© JUNGE FREIHEIT Verlag GmbH & Co. www.jungefreiheit.de 35/04 20. August 2004

Kolumne
Fäulnis
Klaus Hornung

Im sogenannten "Fall Hohmann" hatten die Partei-Oberen offenbar die Hoffnung: "Rausschmiß, Augen zu und durch. Nach wenigen Tagen redet niemand mehr davon!" Die Hoffnung scheint sich nicht zu erfüllen. Noch immer und eher immer lauter grummelt es an der vielzitierten Basis, nicht zuletzt auch in der Jungen Union, wo sich viele als erfreulich moralisch sensibel erwiesen.

Auch und gerade in diesem "Fall" zeigt sich eine wachsende Kluft zwischen Parteivolk und der Oligarchie an der Spitze. Viele Mitglieder sind der Meinung, daß endlich eine Grenze gezogen werden müsse gegen die jahrelangen Versuche, "die unten" für dumm zu verkaufen, sie zu manipulieren und überhaupt in der Politik Unmoral wuchern zu lassen in scheinmoralischer Verkleidung. Das Urteil verstärkt sich, daß nicht Hohmann und seine Verteidiger der Partei geschadet haben, sondern die Oberen selbst. Es war unerträglich, als Edmund Stoiber wie ein Barock-Fürst darüber zu entscheiden beanspruchte, wie und wodurch einer "außerhalb des Verfassungsbogens" stehe.

Es war ein finsterer Anschlag gegen alle Demokratie und Transparenz, als Friede Springer Angela Merkel telefonisch unter Druck setzte und damit einmal mehr demonstrierte, wer in diesem Land wirklich "regiert", nämlich die großen Medien in einer Vormundschaftsdemokratie.

Und beschämend erinnert der Bundesparteitag der CDU an die DDR und andere totalitäre "Vorbilder", als der Vorsitzende Rüttgers einen mutigen Parteitagsdelegierten zusammendonnerte, der für Hohmann Partei ergriff, und sich in der Riesenhalle keine weiteren mutigen Leute fanden, die dem geifernden Vorsitzenden Einhalt geboten hätten. Hier offenbarte sich ein Grad moralischer Fäulnis der Partei, der Entsetzen hervorrufen muß. Goethe hätte bei einem solchen Vorgang gesagt: "Das vergißt sich nicht so leicht!"

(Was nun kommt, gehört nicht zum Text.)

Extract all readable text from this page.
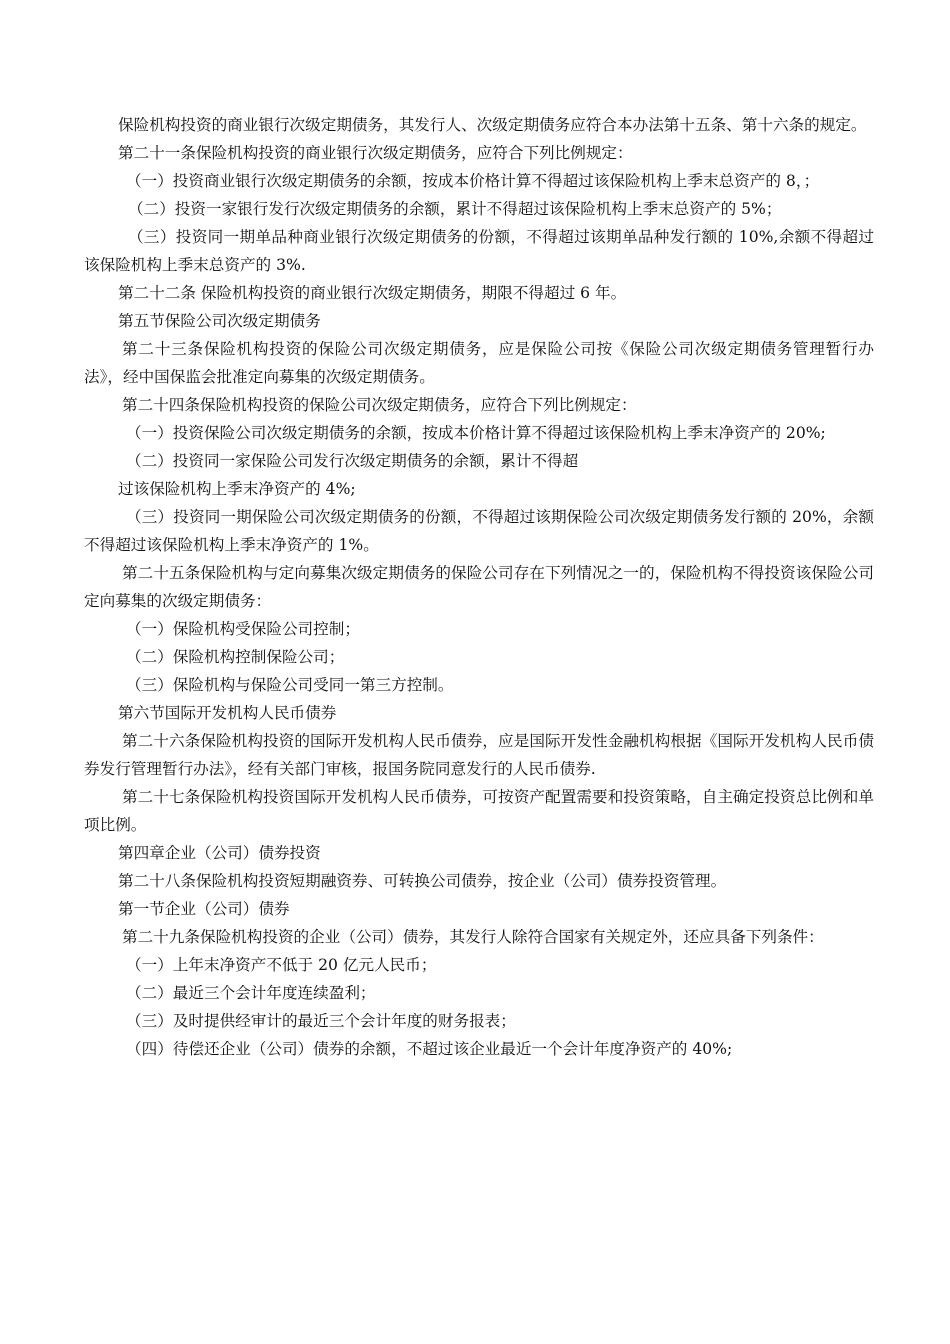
保险机构投资的商业银行次级定期债务，其发行人、次级定期债务应符合本办法第十五条、第十六条的规定。

第二十一条保险机构投资的商业银行次级定期债务，应符合下列比例规定：

（一）投资商业银行次级定期债务的余额，按成本价格计算不得超过该保险机构上季末总资产的 8，；

（二）投资一家银行发行次级定期债务的余额，累计不得超过该保险机构上季末总资产的 5%；

（三）投资同一期单品种商业银行次级定期债务的份额，不得超过该期单品种发行额的 10%,余额不得超过该保险机构上季末总资产的 3%.

第二十二条 保险机构投资的商业银行次级定期债务，期限不得超过 6 年。

第五节保险公司次级定期债务

第二十三条保险机构投资的保险公司次级定期债务，应是保险公司按《保险公司次级定期债务管理暂行办法》，经中国保监会批准定向募集的次级定期债务。

第二十四条保险机构投资的保险公司次级定期债务，应符合下列比例规定：

（一）投资保险公司次级定期债务的余额，按成本价格计算不得超过该保险机构上季末净资产的 20%;

（二）投资同一家保险公司发行次级定期债务的余额，累计不得超

过该保险机构上季末净资产的 4%;

（三）投资同一期保险公司次级定期债务的份额，不得超过该期保险公司次级定期债务发行额的 20%，余额不得超过该保险机构上季末净资产的 1%。

第二十五条保险机构与定向募集次级定期债务的保险公司存在下列情况之一的，保险机构不得投资该保险公司定向募集的次级定期债务：

（一）保险机构受保险公司控制；

（二）保险机构控制保险公司；

（三）保险机构与保险公司受同一第三方控制。

第六节国际开发机构人民币债券

第二十六条保险机构投资的国际开发机构人民币债券，应是国际开发性金融机构根据《国际开发机构人民币债券发行管理暂行办法》，经有关部门审核，报国务院同意发行的人民币债券.

第二十七条保险机构投资国际开发机构人民币债券，可按资产配置需要和投资策略，自主确定投资总比例和单项比例。

第四章企业（公司）债券投资

第二十八条保险机构投资短期融资券、可转换公司债券，按企业（公司）债券投资管理。

第一节企业（公司）债券

第二十九条保险机构投资的企业（公司）债券，其发行人除符合国家有关规定外，还应具备下列条件：

（一）上年末净资产不低于 20 亿元人民币；

（二）最近三个会计年度连续盈利；

（三）及时提供经审计的最近三个会计年度的财务报表；

（四）待偿还企业（公司）债券的余额，不超过该企业最近一个会计年度净资产的 40%;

Es ist wahrlich an der Zeit, in diesem Land wieder einmal einen anderen Klassiker hervorzuholen: Schillers Freiheitsdrama "Wilhelm Tell" mit seinem "Nein, eine Grenze hat Tyrannenmacht!" Die Oberen haben Ehre und Moral der Partei Konrad Adenauers, Ludwig Erhards und Alfred Dreggers tief verletzt. Das Bundesparteigericht der CDU hat die große Chance, sie mit seinem noch ausstehenden Spruch gegen Martin Hohmanns Parteiausschluß wiederherzustellen. Und dann hätte auch die Fraktion Gelegenheit, die schmachvolle Entscheidung vom November im Interesse ihres eigenen Ansehens zu revidieren.